Methaemoglobinaemia is a rare condition where blood levels of methaemoglobin are elevated. Methaemoglobin carries ferric (Fe3+) instead of ferrous (Fe2+) iron on haemoglobin molecules, hampering binding of oxygen, causing a cyanotic state.4,8 Causes of methaemoglobinaemia can be acquired or congenital. Acquired causes are the most prevalent, as various oxidising agents (including certain medications and drugs) are able to increase oxidation activity of ferrous to ferric iron,8 resulting in an acute methaemoglobinaemia.

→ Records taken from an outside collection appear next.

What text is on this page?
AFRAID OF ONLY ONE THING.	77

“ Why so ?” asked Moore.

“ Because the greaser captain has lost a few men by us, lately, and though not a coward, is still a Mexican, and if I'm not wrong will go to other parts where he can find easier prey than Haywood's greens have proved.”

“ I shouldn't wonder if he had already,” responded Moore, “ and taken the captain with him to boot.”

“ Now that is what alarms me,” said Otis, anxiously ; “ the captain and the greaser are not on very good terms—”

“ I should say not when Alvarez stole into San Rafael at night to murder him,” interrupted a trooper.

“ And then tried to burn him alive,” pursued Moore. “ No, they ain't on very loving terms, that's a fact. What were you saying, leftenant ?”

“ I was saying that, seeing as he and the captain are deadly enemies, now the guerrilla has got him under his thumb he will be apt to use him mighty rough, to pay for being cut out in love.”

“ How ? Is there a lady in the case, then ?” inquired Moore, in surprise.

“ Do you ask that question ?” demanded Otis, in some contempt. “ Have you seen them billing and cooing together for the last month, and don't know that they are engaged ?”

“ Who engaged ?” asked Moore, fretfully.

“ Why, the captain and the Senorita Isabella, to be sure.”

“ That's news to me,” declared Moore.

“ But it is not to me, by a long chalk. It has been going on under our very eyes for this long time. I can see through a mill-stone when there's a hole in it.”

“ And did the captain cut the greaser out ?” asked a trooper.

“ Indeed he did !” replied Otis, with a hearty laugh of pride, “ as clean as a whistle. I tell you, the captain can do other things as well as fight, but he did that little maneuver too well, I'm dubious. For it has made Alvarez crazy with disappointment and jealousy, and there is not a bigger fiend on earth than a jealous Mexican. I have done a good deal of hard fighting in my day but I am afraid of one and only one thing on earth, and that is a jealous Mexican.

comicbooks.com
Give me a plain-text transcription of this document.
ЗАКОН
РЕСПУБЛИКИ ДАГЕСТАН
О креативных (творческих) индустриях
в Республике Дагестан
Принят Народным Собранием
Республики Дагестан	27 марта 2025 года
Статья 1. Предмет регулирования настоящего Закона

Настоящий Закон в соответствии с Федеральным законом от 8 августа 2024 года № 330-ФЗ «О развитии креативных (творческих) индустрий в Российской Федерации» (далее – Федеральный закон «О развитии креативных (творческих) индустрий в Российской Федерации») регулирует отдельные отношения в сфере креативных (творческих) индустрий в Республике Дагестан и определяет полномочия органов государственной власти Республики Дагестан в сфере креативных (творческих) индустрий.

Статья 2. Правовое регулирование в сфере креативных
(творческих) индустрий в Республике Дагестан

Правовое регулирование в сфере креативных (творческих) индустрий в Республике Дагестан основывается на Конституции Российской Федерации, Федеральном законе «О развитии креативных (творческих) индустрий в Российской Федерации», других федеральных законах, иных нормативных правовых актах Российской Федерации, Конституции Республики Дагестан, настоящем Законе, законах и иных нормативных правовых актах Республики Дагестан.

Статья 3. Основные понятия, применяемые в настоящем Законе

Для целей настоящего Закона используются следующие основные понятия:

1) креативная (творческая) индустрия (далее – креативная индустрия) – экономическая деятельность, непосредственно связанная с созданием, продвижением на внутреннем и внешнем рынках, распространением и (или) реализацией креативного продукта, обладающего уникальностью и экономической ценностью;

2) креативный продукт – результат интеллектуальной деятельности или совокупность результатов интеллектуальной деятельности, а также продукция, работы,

Treatment is based on severity of symptoms and methaemoglobin levels. The administration of 1-2 mg/ kg body weight methylene blue can adequately reduce methaemoglobin to normal levels.9 In addition, supplemental high-flow oxygen is effective in elevating plasma oxygen levels, subsequently stimulating conversion of methaemoglobin to haemoglobin.4 Previously, ascorbic acid (vitamin C) was considered an effective treatment,10 but oral administration does not appear to result in therapeutic plasma concentrations.11,12
Most congenital causes of methaemoglobinaemia are based on genetic defects in cytochrome b5 reductase (CYB5R), occurring in almost all ethnic groups. CYB5R deficiency can be expressed in erythrocytes only (type 1), or in all tissues (type 2).8 Patients with type 1 CYB5R deficiency have persistent pallor or cyanosis, or may remain asymptomatic.13 In contrast, type 2 CYB5R deficiency results in failure to thrive, severe neurological symptoms and mental retardation.14,15 Patients with chronically elevated levels of methaemoglobin often have a compensatory polycythaemia.4-6
Our patient’s first presentation at age 61, together with the apparent acute onset and lack of family history, suggested an acquired cause of her methaemoglobinaemia. While admitted, stabilisation of the methaemoglobin levels to around 14% and absence of possible toxins implied a congenital cause. The observed variant and the absence of symptoms earlier in life, suggest a type 1 CYB5R deficiency in our patient. Heterozygous delta-beta thalassaemia normally leads to low-normal haemoglobin levels or mild anaemia. The combination of type 1 congenital methaemoglobinaemia and carriership of delta-beta thalassaemia resulted in normal haemoglobin levels in our patient.
The described combination of two congenital erythrocyte abnormalities has to our knowledge only been reported once, in newborn twins.16 Our patient did not experience any symptoms related to one or both of the congenital defects until older age. We hypothesise that the combination of both defects with the subsequent adjusted ‘normal’ haemoglobin levels resulted in these abnormalities going undetected.
This case was presented at the Dutch Acute Medicine Congress in Enschede, the Netherlands, on 10 June 2016. All authors report no potential conflicts of interest.